In his discussion of the Ukraine International Airlines Flight 752 downing that killed 176 people early last year, for example, Zarif said that he implored the IRGC to tell “the truth so we could ‘heal’ the wounds in some way.” Whether or not this is an accurate recollection of the conversation is unknown, but it certainly paints him as a sympathetic figure to Iranian and Western audiences alike.
While these two possibilities are indicative of the regime’s political infighting, some experts believe that the leak was not a leak at all—but rather a carefully orchestrated plan from the supreme leader down to project a mirage of pluralism within the government.
“The intention is to give the impression to the world that there are schisms within the Iranian regime,” Vatanka said. “The supreme leader wants to have this idea that there is a political competition in place in Iran, where you have a group of people who are more conservative and a group of people who are more liberal within the Islamic Republic.”

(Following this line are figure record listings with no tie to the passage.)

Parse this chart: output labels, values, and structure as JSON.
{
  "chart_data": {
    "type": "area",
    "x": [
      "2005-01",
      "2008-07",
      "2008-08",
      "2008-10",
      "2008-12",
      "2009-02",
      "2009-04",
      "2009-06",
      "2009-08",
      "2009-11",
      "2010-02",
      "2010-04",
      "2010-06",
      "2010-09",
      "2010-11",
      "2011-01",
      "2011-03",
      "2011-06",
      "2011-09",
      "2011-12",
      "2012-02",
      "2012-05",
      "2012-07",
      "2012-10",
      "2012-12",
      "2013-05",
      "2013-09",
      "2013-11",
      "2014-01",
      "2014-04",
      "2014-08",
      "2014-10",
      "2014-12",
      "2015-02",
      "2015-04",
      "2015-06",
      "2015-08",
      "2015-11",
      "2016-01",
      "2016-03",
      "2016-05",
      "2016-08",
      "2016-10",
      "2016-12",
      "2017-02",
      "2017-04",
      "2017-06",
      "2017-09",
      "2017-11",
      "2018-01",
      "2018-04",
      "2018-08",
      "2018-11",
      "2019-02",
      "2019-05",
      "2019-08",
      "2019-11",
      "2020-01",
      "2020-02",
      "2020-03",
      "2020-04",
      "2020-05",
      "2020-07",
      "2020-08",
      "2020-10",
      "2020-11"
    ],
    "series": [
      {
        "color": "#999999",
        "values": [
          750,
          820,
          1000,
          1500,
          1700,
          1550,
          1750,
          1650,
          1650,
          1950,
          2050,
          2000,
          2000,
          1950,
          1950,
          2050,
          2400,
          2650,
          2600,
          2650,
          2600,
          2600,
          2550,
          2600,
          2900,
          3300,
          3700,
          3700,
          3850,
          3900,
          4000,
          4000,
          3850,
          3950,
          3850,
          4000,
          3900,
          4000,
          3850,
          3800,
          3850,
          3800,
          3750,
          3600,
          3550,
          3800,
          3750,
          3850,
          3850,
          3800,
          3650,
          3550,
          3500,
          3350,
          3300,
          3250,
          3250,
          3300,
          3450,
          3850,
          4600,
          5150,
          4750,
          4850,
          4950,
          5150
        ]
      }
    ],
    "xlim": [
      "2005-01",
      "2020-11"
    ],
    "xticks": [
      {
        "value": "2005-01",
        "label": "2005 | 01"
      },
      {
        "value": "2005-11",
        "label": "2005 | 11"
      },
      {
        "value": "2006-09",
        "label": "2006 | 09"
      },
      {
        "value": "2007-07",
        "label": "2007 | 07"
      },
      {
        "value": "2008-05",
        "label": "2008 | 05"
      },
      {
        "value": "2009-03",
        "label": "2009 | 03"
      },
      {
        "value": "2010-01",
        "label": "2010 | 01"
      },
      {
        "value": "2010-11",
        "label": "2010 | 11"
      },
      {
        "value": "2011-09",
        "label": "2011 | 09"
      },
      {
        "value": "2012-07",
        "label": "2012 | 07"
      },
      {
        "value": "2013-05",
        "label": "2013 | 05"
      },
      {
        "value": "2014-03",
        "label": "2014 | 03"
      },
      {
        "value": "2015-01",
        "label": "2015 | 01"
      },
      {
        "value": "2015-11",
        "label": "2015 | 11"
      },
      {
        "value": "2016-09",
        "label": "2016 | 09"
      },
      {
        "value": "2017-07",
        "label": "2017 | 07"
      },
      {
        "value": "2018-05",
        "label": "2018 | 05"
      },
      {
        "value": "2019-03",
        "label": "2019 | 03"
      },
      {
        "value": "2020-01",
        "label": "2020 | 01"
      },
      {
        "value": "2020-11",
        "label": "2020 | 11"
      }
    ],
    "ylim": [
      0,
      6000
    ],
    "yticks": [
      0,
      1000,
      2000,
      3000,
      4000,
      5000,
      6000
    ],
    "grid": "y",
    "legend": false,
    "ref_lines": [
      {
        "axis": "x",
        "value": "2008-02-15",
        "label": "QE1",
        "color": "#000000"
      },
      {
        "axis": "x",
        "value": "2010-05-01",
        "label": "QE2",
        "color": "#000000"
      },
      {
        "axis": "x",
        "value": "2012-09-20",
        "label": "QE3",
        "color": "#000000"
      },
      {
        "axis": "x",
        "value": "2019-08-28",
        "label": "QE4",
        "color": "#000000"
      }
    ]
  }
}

Zarif is critical in maintaining this notion. As a U.S.-educated, suit-wearing, English-speaking diplomat, he broadcasts “moderation” to Western audiences without stepping on the toes of the institutions actually running the country. “They have this weird, delicate balance where they manage Zarif and make sure he doesn’t make decisions, but at the same time fan him with a little bit of adoration, so he hangs around,” Goldberg explained.
This dynamic could factor in as Tehran seeks to exploit its nuclear file for sanctions relief.
By manufacturing the perception of Zarif as a reasonable actor—regardless of his wholly unreasonable demands, like his recent request that the U.S. lift all nuclear and non-nuclear sanctions imposed since 2015—the regime demonstrates an acute understanding of Western diplomacy, where niceties can trump practicalities.
By accepting the regime’s projection as truth, meanwhile, the United States and Europe demonstrate a total incomprehension of the Islamic Republic’s negotiation tactics.
“Some in the West believe that our engagement will transform the Islamic Republic into a regime that reflects Western political, and even social, values,” Roule explained. “The fact that some ascribe to us this agency is strange, especially given the results of engagement with Russia and China.”